Advokasi/Partisipatoris
Aliran
advokasi/partisipatori/transformatif muncul pada tahun 1980-an dan 1990-an
sebagai akibat dari ketidakpuasan terhadap paradigma penelitian yang ada dan
kesadaran bahwa teori-teori sosiologi dan psikologi yang mendasari
paradigma-paradigma yang ada pada dasarnya dikembangkan melalui pandangan
’kulit putih’, didominasi oleh perspektif kaum pria, dan didasarkan pada
penelitian yang menggunakan pria sebagai subyek. Peneliti
advokasi/partisipatori/transformatif merasa bahwa pendekatan konstruktivisme/
interpretivisme tidak membahas isu-isu keadilan sosial dan kaum yang
terpinggirkan secara memadai (Creswell, dalam Mackenzie & Knipe, 2006).
Peneliti advokasi/ partisipatori percaya bahwa penelitian perlu dijalin dengan
agenda-agenda politik dan politisi agar penelitian tersebut menghasilkan
tindakan-tindakan yang mereformasi kehidupan partisipan, lembaga tempat
individu hidup, dan kehidupan peneliti sendiri (Emzir, 2008: 16). Sehubungan
dengan itu, penelitian harus mengangkat masalah-masalah sosial yang penting
sebagai topik, seperti isu kekuasaan, ketidaksetraan, penganiayaan, penindasan,
dan perampasan hak. Peneliti advokasi sering memulai dengan menjadikan salah
satu dari isu ini sebagai fokus penelitian. Kemudian, dia akan berjalan bersama
secara kolaboratif dengan partisipan dengan pengertian partisipan dapat
membantu merancang pertanyaan, mengumpulkan data, menganilisis informasi, atau
menerima penghargaan untuk partisipasinya dalam penelitian. Sebagaimana halnya
dalam penelitian konstruktivisme, peneliti advokasi/partisipatori/transformatif
dapat mengkombinasikan metode penjaringan dan analisis data kuantitatif dan
kualitatif. Namun, penggunaan pendekatan gabungan (mixed methods) akan
memberikan kepada peneliti transformatif sebuah struktur untuk mengembangkan
potret kehidupan sosial yang lebih utuh. Penggunaan berbagai perspektif dan
lensa memungkinkan diperolehnya pemahaman yang lebih beragam tentang
nilai-nilai, pandangan dan keberadaan kehidupan sosial.
D.
Pragmatis
Aliran Pragmatisme tidak terikat pada
sistem filosofi atau realitas tertentu. Penganut pragmatisme pada awalnya
menolak asumsi ilmiah yang menyatakan penelitian sosial dapat mengakses
kebenaran tentang dunia nyata hanya dengan mengandalkan sebuah metode ilmiah
tunggal (Mertens, dalam Mackenzie & Knipe, 2006). Pragmatisme berfokus pada
masalah penelitian dan menggunakan seluruh bentuk pendekatan untuk memahami
masalah itu. Oleh karena itu peneliti pragmatis bebas memilih metode, teknik,
dan prosedur penelitian yang paling sesuai dengan kebutuhan dan tujuannya.

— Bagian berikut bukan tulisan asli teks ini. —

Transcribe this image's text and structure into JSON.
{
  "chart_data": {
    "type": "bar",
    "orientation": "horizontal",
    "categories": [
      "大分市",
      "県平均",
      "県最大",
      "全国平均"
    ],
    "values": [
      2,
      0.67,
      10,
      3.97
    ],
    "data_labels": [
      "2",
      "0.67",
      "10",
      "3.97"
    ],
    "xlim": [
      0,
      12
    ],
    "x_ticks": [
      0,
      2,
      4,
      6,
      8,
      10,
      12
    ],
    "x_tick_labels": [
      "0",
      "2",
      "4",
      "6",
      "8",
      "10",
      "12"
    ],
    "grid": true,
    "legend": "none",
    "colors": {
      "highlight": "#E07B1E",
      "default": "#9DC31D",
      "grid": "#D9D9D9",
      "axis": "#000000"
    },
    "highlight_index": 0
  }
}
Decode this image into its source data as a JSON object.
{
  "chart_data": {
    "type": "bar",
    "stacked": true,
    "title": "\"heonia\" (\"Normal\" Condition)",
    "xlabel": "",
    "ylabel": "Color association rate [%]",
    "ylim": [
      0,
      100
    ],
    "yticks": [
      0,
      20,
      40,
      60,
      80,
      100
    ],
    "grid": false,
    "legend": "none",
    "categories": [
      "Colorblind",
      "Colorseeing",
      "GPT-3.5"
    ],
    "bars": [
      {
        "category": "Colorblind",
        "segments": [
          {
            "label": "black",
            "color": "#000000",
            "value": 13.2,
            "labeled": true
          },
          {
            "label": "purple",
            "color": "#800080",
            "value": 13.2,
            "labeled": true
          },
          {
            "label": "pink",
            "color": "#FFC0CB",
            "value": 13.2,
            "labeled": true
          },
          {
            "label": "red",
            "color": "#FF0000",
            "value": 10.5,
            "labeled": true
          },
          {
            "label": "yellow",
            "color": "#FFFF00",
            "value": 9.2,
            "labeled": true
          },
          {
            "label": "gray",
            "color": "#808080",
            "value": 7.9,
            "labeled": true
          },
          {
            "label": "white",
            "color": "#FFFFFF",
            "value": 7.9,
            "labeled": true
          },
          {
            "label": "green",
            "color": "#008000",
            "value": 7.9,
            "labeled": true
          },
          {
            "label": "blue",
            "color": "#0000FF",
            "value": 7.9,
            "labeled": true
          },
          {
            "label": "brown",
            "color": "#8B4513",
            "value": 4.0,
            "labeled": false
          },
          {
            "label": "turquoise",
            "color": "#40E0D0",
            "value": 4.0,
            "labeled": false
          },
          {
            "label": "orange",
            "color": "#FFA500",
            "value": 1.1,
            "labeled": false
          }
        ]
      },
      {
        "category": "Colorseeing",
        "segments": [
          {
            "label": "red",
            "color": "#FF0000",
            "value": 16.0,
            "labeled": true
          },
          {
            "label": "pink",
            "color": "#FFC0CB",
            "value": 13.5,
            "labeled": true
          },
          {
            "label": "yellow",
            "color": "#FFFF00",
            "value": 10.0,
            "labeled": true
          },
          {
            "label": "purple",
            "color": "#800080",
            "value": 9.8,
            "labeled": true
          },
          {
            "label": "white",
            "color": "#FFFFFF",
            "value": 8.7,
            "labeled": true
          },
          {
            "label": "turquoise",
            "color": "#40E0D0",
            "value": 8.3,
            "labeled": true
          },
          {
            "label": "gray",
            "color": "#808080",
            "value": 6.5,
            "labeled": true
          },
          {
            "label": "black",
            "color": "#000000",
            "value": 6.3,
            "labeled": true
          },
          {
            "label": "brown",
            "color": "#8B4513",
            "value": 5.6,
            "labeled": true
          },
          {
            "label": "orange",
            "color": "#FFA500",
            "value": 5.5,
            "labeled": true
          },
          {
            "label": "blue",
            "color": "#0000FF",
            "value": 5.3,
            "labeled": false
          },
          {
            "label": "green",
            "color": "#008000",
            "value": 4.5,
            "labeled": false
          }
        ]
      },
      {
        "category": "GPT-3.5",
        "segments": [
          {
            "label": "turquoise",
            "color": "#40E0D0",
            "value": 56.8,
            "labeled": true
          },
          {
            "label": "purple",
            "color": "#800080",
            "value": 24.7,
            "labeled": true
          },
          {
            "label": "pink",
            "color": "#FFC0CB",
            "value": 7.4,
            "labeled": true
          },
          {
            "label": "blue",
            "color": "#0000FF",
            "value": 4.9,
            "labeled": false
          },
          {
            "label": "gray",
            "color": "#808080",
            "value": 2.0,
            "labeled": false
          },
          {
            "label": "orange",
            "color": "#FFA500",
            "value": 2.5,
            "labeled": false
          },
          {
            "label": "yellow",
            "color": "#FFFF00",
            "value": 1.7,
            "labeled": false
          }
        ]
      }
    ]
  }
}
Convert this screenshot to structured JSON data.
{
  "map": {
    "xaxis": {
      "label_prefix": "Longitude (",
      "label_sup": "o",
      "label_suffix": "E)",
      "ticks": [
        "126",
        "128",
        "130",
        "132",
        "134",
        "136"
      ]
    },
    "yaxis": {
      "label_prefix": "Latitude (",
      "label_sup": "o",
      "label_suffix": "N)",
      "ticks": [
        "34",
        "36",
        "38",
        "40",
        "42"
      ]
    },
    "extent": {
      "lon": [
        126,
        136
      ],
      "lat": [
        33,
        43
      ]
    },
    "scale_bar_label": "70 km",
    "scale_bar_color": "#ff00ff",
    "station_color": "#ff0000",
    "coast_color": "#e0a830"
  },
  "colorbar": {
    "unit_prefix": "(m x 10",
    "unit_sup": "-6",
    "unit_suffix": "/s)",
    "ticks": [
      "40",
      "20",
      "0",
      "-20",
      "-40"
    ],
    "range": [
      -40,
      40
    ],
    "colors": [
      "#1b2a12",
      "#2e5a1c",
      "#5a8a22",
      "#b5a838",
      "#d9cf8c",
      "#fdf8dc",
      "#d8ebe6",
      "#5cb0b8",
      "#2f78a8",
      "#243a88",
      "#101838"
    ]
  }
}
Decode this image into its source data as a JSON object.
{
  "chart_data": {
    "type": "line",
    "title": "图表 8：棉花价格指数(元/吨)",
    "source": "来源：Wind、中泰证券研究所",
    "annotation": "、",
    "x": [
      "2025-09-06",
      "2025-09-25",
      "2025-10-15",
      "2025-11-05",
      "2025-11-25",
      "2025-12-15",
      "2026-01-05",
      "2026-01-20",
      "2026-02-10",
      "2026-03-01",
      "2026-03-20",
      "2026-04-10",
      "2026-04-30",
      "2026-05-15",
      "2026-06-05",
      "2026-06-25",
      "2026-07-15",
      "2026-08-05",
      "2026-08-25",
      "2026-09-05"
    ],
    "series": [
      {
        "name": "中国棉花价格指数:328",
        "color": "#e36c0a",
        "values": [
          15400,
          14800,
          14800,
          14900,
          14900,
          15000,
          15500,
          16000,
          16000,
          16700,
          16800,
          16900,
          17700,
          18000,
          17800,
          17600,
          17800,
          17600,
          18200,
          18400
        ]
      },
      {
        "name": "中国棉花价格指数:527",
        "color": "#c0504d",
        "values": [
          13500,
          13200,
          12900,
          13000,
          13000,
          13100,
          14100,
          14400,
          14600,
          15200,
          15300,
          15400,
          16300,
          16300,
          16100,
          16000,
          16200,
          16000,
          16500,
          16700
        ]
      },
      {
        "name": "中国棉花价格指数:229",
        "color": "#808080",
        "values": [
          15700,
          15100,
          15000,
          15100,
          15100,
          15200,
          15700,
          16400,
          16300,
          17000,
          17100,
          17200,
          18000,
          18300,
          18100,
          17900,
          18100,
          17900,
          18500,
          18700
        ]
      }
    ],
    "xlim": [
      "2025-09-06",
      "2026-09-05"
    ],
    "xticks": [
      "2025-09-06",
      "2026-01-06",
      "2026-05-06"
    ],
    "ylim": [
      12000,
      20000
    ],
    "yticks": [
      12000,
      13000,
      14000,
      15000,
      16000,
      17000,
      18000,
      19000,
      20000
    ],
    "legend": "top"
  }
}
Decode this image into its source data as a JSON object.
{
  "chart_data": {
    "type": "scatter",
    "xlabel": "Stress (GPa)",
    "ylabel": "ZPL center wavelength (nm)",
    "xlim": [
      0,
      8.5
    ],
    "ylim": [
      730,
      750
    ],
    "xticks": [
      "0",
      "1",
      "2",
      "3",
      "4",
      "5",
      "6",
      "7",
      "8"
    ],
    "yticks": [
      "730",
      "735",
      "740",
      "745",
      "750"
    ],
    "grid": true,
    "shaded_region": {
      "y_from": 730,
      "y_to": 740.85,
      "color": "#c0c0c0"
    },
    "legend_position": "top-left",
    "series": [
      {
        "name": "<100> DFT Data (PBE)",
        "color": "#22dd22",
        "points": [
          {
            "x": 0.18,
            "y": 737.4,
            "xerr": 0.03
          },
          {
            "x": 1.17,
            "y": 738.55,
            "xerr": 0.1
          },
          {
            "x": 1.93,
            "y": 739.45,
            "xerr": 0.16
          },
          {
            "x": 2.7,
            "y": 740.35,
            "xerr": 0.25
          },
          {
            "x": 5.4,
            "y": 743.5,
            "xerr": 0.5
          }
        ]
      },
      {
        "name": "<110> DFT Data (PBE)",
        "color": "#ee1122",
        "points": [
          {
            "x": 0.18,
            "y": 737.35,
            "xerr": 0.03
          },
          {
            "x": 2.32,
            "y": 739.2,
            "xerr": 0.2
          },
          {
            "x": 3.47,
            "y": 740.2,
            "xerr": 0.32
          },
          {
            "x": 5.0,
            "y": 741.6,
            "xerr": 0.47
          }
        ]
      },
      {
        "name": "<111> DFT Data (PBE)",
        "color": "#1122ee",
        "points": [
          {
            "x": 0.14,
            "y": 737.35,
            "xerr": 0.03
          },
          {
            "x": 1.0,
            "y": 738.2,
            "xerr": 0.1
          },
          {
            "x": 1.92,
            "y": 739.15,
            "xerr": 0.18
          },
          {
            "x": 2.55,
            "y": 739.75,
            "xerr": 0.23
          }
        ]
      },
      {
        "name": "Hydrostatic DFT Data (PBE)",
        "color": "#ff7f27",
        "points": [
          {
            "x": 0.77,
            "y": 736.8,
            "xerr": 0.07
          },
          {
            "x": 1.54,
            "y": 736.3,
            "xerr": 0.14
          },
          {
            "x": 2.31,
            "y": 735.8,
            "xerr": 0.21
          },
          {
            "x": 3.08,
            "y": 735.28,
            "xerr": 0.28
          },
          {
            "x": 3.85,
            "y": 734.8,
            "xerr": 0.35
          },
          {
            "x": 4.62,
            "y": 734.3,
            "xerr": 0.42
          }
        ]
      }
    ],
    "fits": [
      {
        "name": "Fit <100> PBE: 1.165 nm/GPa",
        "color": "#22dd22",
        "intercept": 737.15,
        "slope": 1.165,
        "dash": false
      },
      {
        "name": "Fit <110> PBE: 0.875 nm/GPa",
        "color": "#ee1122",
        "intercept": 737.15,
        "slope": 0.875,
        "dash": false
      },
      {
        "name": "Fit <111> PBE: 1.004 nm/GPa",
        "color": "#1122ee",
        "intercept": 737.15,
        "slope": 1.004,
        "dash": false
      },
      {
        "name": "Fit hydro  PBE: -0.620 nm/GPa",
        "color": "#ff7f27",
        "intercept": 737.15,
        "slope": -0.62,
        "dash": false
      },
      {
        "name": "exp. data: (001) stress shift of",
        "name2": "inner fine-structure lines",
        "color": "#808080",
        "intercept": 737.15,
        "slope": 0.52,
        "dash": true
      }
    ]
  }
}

Karakteristik ini menunjukkan bahwa pragmatisme merupakan paradigma yang
menyangga landasan filosofis studi metode gabungan (mixed-methods research).
Meskipun demikian beberapa peneliti yang menggunakan metode gabungan, secara
filosofis, lebih mencondongkan diri mereka kepada paradigma transformatif
paradigm (Mertens, dalam Mackenzie & Knipe, 2006). Hal ini mengungkapkan
bahwa metode gabungan dapat digunakan dalam berbagai paradigma.